Justice made to measure: NSW legal needs survey in disadvantaged areas ( 2006 ) Cite this report
Ch 9. Discussion
The high rates of satisfaction with the assistance received from traditional legal advisers in the present study are notable, particularly given the low rate of use of such advisers.31 The rare use of traditional legal advisers is consistent with anecdotal reports of public scepticism towards the legal profession in Australia (Evans 1995), and with Cass and Sackville’s pioneering Australian study in 1975, which concluded that ‘Australians may be more cynical than the British in their attitudes towards lawyers and legal institutions’ (p. 84). However, the present high rate of satisfaction with the help obtained when people do actually seek help from lawyers and local courts suggests that any lack of confidence in the legal profession may in part be misplaced. Similarly, a number of recent Australian studies have reported reasonably high rates of satisfaction with lawyers (e.g. Evans 1995; Firth & Munday 2003; James & Associates 1998).
Factors related to satisfaction with assistance for legal events
The present study found that the type of legal event was a significant predictor of satisfaction with assistance. Respondents were less likely than average to report being satisfied with the help they received for traffic offence events and more likely than average to report being satisfied with the help they received for accident/injury and wills/estates events. This finding may partly reflect that it is easier or more straightforward to provide clear and helpful advice for some types of events than others. It may also in part be due to the tendency for participants to report being satisfied with the assistance they received for events where they were satisfied with the outcome. The latter explanation is consistent with participants being particularly likely to report satisfaction with the outcome of accident/injury and wills/estates events and is discussed further in the section Factors related to satisfaction with the outcome of legal events, below.

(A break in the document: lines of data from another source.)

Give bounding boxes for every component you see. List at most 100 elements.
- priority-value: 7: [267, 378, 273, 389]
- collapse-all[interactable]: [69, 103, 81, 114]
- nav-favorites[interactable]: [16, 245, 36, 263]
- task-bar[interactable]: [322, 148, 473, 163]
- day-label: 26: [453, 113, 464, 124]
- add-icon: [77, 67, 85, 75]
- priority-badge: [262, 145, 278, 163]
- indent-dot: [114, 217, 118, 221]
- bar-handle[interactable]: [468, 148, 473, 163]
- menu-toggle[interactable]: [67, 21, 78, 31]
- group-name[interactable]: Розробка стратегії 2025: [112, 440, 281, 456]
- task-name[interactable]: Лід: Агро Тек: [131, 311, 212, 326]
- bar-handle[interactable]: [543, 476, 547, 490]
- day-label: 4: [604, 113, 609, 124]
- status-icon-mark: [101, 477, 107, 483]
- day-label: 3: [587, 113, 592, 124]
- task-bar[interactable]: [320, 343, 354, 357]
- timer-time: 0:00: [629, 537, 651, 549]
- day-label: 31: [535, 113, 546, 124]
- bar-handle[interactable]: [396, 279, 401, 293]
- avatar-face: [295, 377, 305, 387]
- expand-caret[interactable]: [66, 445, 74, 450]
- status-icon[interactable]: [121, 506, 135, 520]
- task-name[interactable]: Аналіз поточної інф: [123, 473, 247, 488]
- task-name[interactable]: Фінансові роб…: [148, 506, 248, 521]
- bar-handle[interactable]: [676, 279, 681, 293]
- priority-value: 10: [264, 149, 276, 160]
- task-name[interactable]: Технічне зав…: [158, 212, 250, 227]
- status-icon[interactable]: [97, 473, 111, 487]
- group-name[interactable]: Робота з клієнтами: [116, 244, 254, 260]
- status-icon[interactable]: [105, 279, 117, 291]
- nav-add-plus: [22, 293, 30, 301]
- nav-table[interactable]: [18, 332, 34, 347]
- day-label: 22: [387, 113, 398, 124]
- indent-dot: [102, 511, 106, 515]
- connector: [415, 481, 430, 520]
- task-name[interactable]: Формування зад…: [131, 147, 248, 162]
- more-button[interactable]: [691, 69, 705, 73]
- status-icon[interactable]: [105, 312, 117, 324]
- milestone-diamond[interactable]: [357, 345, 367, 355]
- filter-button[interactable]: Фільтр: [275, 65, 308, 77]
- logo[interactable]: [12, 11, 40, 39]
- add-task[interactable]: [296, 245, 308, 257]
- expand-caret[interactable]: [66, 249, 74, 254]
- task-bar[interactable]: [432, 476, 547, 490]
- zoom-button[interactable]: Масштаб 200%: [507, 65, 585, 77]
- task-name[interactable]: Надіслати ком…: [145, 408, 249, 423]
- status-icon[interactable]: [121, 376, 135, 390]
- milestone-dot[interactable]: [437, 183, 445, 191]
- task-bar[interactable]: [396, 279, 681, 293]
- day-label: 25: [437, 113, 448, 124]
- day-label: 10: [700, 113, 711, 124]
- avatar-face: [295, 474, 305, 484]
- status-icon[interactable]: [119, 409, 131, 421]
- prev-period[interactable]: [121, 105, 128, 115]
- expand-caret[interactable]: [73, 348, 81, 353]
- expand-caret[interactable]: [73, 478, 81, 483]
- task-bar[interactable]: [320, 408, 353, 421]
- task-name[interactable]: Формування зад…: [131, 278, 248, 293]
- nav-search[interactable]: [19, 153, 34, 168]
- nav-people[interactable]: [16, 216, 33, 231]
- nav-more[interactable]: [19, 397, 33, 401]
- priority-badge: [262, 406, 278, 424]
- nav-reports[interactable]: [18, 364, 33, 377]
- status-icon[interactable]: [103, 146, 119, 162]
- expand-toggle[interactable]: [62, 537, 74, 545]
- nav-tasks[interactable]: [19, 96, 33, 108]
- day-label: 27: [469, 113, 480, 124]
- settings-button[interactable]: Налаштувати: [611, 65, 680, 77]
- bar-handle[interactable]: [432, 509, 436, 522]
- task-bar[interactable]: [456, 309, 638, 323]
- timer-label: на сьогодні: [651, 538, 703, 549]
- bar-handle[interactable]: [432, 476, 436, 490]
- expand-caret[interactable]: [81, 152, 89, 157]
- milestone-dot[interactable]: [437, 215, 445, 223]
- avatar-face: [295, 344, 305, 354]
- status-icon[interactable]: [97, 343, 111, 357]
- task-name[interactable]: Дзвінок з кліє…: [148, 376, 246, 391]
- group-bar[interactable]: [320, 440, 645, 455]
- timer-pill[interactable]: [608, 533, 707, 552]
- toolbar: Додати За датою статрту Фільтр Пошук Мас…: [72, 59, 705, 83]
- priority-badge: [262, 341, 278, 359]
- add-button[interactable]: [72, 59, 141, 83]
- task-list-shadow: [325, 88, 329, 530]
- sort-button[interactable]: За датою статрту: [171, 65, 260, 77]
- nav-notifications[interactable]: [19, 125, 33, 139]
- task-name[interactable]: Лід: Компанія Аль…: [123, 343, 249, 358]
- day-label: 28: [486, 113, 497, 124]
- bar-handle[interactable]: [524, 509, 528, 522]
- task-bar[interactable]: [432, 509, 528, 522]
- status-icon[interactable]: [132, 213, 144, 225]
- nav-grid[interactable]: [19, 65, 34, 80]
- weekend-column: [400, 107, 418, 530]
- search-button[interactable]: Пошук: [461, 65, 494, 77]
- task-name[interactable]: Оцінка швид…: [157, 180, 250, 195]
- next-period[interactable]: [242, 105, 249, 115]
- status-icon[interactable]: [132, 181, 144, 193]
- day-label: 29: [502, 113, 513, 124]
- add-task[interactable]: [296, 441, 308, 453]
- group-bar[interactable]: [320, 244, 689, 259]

Respondents also reported being less satisfied with the advice they received for unresolved rather than resolved events. This finding stresses the value people place on legal services that provide quick and satisfactory resolution of legal issues. Sociodemographic characteristics were not significant predictors of satisfaction with assistance.
In keeping with past findings (Pleasence et al. 2004b), satisfaction with assistance also appeared to vary somewhat according to the type of adviser used. For example, satisfaction with the assistance received was reported in over nine-tenths of the events where the main adviser was a friend or relative (regardless of whether the friend/relative was a lawyer), in about four-fifths of the events where the main adviser was a private lawyer or local court,32 but in only about three-fifths of the events where the main adviser was a company, business or bank, a local council, an employer or a government organisation. This finding may in part be an artifact of the different types of legal problems handled by different types of advisers.33 That is, the apparent greater satisfaction with the assistance received from some advisers may partly be due to these advisers providing advice on problems that are relatively easier to resolve.